SSL-Certificates-Wildcard-SSL-Certificate-example-of-ancestry.com_.png

Multi-Domain SSL Certificates

Multi-Domain certificates can secure up to 100 different domain names and subdomains using a single certificate which helps save time and money. You have control of the Subject Alternative Name (SAN) field to add, change, and delete any of the SANs as needed. Domain Validated, Organization Validated, Extended Validated, and Wildcard SSL types are available as well. Here are some domain name examples that can gain security with just one Multi-Domain SSL certificate:

  • www.domain.com
  • www.domain.in
  • www.domain.org
  • domain.com
  • checkout.domain.com
  • mail.domain.com
  • secure.exampledomain.org
  • www.website.com
  • www.example.co.uk

SSL-Certificates-Multi-Domain-SSL-Certificate-of-digicert.com_.png

Unified Communications Certificates (UCC)
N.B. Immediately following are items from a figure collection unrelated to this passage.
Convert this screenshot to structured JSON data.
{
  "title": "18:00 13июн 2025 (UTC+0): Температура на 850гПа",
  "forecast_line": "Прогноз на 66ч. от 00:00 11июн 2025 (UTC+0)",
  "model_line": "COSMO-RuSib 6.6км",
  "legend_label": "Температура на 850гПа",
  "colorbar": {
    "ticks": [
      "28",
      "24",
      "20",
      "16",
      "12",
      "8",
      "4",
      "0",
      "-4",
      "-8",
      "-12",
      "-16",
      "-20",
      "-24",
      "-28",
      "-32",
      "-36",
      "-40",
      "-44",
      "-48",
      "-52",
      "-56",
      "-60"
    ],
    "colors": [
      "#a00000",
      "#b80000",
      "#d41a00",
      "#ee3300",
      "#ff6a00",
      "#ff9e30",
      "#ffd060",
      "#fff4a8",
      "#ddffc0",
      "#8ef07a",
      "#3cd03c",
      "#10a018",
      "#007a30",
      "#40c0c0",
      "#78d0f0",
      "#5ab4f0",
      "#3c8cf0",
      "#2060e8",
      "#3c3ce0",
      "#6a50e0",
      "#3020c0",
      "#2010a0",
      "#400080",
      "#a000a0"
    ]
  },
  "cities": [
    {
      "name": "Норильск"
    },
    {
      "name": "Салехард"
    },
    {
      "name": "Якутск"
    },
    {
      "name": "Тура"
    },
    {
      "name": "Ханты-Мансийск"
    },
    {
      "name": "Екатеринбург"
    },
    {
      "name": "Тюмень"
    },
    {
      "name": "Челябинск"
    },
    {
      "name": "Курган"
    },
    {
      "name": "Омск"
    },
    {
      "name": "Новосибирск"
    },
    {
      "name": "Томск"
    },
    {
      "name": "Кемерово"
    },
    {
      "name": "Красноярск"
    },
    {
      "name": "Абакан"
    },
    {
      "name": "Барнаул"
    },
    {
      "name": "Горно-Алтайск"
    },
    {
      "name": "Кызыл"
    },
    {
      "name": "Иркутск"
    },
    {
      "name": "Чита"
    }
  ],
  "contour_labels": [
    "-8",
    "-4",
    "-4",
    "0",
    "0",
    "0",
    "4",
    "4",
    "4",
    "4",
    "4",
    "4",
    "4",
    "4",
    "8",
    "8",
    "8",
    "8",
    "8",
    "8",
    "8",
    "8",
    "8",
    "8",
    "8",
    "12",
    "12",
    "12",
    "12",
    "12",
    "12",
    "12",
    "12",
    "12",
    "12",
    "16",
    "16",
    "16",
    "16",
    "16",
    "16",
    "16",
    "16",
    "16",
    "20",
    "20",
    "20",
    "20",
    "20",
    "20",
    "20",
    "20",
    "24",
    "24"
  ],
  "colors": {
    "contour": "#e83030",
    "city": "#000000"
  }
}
Unified Communications Certificates (UCC) are also considered Multi-domain SSL certificates. UCCs were initially designed to secure Microsoft Exchange and Live Communications servers. Today, any website owner can use these certificates to allow multiple domain names to get secured on a single certificate. UCC Certificates are organizationally validated and display a padlock on a browser. UCCs can be used as EV SSL certificates to give website visitors the highest assurance through the green address bar.

SSL-Certificates-Unified-Communications-Certificate-UCC-of-nike.com_.png

Conclusion

There is great importance to having SSL certificates securing websites. Giving website visitors confidence in their safety is key to having a successful website.

  • If a website has HTTP instead of HTTPS, the browser sends all the information as plain text to the webserver. If anyone is watching web traffic, they can see that information.
  • If the website has an SSL certificate installed and using HTTPS, the web traffic is encrypted. Encryption is of great importance for collecting any customer’s sensitive information.
  • Google has incentives for websites that have SSL certificates installed. Helping Google to rank your website higher should be at the top of your list.